Previous studies have revealed that VAP-1 is identical with the cell-surface enzyme, semicarbazide-sensitive amine oxidase (SSAO), which catalyzes the deamination of primary amines, such as methylamine and aminoacetone. This reaction generates toxic formaldehyde and methylglyoxal, hydrogen peroxide and ammonia, which are known as reactive chemicals and major reactive oxygen species. Previously, SSAO activity has been detected in retinal tissues in connection with vascular permeability. Accordingly, VAP-1 inhibitors have been investigated in connection with vascular hyperpermeable diseases and inflammatory conditions. See, for example, PCT Publication Nos. WO 2004/087138 (nationalized in the United States as U.S. Published Application No. 2006/0229346), WO 2004/067521, WO 2005/089755, and U.S. Pat. Nos. 7,125,901, 6,624,202, 6,066,321, and 5,580,780.

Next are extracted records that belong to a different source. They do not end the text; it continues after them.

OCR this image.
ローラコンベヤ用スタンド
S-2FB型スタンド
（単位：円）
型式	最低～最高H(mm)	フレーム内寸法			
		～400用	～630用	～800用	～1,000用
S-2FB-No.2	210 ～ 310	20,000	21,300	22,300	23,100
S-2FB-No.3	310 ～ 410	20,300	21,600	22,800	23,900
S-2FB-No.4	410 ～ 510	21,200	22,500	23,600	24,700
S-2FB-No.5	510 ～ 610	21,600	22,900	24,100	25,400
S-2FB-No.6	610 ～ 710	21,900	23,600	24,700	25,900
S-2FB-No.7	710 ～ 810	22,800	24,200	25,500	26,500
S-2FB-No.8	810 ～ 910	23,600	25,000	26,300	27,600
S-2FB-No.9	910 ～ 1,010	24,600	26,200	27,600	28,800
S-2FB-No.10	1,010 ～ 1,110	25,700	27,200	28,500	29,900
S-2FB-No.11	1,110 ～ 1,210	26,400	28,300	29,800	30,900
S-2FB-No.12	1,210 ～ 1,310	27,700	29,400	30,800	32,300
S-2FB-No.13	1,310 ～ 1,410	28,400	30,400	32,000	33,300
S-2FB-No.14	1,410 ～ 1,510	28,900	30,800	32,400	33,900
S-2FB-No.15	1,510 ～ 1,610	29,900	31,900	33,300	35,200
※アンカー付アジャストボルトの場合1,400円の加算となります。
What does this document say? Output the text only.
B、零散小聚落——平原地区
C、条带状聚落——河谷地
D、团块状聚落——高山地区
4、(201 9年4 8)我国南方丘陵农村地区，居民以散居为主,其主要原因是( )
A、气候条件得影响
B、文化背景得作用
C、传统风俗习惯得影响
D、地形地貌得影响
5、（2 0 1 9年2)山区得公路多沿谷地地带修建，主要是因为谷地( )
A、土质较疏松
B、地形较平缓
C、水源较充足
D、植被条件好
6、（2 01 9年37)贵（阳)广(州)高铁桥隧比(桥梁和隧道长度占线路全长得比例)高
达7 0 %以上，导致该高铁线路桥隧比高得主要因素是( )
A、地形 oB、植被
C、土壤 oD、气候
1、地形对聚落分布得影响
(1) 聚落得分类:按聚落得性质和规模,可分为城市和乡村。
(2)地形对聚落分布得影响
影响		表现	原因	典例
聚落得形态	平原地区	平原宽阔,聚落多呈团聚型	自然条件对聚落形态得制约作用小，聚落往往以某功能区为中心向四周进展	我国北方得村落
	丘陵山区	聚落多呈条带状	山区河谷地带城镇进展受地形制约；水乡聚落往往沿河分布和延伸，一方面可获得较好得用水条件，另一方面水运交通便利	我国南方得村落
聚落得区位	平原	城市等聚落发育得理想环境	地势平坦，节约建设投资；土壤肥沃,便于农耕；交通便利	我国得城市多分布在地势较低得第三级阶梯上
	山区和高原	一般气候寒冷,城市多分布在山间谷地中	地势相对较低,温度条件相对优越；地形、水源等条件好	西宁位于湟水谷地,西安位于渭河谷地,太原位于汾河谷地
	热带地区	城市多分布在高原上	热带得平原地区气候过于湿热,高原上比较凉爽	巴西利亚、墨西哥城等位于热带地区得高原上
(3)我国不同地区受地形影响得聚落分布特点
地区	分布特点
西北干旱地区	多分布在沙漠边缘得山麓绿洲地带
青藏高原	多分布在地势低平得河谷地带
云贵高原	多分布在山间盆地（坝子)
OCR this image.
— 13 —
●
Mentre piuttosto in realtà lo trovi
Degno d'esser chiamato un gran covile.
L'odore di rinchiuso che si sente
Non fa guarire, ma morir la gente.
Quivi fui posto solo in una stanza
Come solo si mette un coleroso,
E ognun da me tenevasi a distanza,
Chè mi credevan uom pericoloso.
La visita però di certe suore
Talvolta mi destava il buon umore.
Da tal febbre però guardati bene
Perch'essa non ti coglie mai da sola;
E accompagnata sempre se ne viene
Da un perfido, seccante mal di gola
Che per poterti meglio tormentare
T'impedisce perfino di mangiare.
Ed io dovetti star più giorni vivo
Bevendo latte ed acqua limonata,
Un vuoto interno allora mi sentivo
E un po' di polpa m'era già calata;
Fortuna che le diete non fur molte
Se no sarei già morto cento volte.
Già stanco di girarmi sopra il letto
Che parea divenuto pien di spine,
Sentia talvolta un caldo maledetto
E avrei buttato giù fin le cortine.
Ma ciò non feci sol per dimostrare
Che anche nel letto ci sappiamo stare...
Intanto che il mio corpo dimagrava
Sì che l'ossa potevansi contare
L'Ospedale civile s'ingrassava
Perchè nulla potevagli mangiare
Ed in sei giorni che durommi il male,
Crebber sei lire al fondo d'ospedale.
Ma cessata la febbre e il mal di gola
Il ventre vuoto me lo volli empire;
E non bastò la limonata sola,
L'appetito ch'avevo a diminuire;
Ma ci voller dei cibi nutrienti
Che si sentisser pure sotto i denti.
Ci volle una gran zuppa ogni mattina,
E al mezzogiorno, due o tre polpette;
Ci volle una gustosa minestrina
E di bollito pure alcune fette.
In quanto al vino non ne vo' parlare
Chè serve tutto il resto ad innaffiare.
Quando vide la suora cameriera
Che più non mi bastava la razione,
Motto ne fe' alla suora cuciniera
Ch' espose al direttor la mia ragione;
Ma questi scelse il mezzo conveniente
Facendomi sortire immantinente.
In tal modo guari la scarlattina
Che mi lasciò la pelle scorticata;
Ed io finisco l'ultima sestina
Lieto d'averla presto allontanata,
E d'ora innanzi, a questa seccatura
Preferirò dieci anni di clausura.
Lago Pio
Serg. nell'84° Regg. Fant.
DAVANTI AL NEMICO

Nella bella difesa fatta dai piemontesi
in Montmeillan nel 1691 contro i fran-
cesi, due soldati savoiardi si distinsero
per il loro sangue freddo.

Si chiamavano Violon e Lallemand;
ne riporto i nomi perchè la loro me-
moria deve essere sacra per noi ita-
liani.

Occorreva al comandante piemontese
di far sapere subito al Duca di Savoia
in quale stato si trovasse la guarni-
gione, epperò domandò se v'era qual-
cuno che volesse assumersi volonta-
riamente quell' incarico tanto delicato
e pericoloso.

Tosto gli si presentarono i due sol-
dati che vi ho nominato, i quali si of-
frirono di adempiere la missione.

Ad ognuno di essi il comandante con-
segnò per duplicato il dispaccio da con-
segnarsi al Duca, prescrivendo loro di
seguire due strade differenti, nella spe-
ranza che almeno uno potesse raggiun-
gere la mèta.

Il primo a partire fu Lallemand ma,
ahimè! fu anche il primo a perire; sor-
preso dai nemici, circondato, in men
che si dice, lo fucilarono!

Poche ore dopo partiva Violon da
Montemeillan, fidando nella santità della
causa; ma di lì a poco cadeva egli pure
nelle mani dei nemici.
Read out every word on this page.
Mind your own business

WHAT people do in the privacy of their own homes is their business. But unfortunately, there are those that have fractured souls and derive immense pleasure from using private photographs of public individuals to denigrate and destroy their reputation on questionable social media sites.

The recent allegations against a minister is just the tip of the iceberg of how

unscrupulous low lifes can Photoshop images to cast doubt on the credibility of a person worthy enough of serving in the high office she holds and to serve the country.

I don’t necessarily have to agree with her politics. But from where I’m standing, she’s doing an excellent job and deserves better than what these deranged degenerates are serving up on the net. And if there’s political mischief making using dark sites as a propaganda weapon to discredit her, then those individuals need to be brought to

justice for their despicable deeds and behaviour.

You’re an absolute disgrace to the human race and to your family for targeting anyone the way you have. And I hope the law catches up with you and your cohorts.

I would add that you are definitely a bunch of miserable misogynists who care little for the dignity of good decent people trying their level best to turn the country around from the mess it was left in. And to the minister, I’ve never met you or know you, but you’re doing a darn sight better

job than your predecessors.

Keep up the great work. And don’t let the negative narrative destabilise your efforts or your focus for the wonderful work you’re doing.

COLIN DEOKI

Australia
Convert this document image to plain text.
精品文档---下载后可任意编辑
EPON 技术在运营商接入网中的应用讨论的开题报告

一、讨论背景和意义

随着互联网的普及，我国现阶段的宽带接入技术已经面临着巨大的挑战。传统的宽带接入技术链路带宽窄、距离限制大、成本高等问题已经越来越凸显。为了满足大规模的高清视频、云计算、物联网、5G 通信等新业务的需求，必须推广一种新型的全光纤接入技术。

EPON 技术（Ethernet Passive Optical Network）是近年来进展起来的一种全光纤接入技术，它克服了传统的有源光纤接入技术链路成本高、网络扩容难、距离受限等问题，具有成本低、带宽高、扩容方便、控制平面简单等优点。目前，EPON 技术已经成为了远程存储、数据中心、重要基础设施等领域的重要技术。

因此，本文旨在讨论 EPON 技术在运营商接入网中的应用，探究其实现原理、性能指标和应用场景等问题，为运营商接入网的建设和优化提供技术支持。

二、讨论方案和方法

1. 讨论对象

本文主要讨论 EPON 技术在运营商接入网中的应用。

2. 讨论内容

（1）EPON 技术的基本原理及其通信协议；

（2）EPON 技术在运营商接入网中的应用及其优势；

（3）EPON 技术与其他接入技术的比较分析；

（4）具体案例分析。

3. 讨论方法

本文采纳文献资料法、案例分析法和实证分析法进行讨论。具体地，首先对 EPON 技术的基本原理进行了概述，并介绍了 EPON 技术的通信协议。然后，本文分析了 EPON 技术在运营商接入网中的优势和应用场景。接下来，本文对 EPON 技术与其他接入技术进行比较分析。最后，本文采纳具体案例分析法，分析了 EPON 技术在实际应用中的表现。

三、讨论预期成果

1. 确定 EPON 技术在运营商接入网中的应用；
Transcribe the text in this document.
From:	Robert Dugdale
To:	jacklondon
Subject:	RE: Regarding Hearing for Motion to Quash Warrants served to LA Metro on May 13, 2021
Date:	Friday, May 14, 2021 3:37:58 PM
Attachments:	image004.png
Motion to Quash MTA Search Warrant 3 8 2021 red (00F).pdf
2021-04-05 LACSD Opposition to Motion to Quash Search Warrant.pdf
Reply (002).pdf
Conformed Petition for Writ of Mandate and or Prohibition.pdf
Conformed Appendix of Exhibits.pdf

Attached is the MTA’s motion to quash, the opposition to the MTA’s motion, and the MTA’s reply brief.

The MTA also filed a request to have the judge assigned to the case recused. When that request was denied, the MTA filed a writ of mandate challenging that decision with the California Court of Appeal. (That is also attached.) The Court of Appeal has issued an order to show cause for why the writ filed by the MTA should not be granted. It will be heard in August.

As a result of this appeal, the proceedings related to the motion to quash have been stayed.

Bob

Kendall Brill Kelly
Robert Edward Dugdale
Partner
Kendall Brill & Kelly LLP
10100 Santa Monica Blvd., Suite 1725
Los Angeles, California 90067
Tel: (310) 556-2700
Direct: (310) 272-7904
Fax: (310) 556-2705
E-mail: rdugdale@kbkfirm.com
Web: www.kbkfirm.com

The present invention relates, in part, to the discoveries that VAP-1 plays a role in angiogenesis and that VAP-1 blockade inhibits angiogenesis in animal models. The present invention is directed to methods and compositions for treating conditions associated with unwanted angiogenesis, also referred to as neovascularization, using a VAP-1 inhibitor. In one aspect, the invention provides a method of treating an angiogenic condition. The method includes administering a VAP-1 inhibitor to a subject in an amount sufficient to inhibit angiogenesis. The angiogenic condition may be, for example, cancer, diabetes, diabetic retinopathy, age-related macular degeneration, rheumatoid arthritis, psoriasis, complications of AIDS (Kaposi\'s sarcoma), Alzheimer\'s disease, chronic inflammatory diseases (i.e. Crohn\'s disease and ulcerative colitis), acute inflammation, rheumatic diseases, autoimmune diseases, systemic inflammatory diseases including systemic lupus erythematosus (SLE), systemic sclerosis (SSc), Sjögren\'s syndrome (SS), mixed connective tissue disease (MCTD), polymyositis/dermatomyositis (PM/DM) and systemic vasculitis, endometriosis, skin diseases (i.e. psoriasis), thrombotic diseases (including diseases related to platelet function), and/or diseases related to coagulation and complement cascade. Particularly, the condition may include cancer, an ocular angiogenic condition such as unwanted choroidal neovasculature or corneal angiogenesis, scar formation, tissue repair, wound healing, atherosclerosis, and/or arthritis.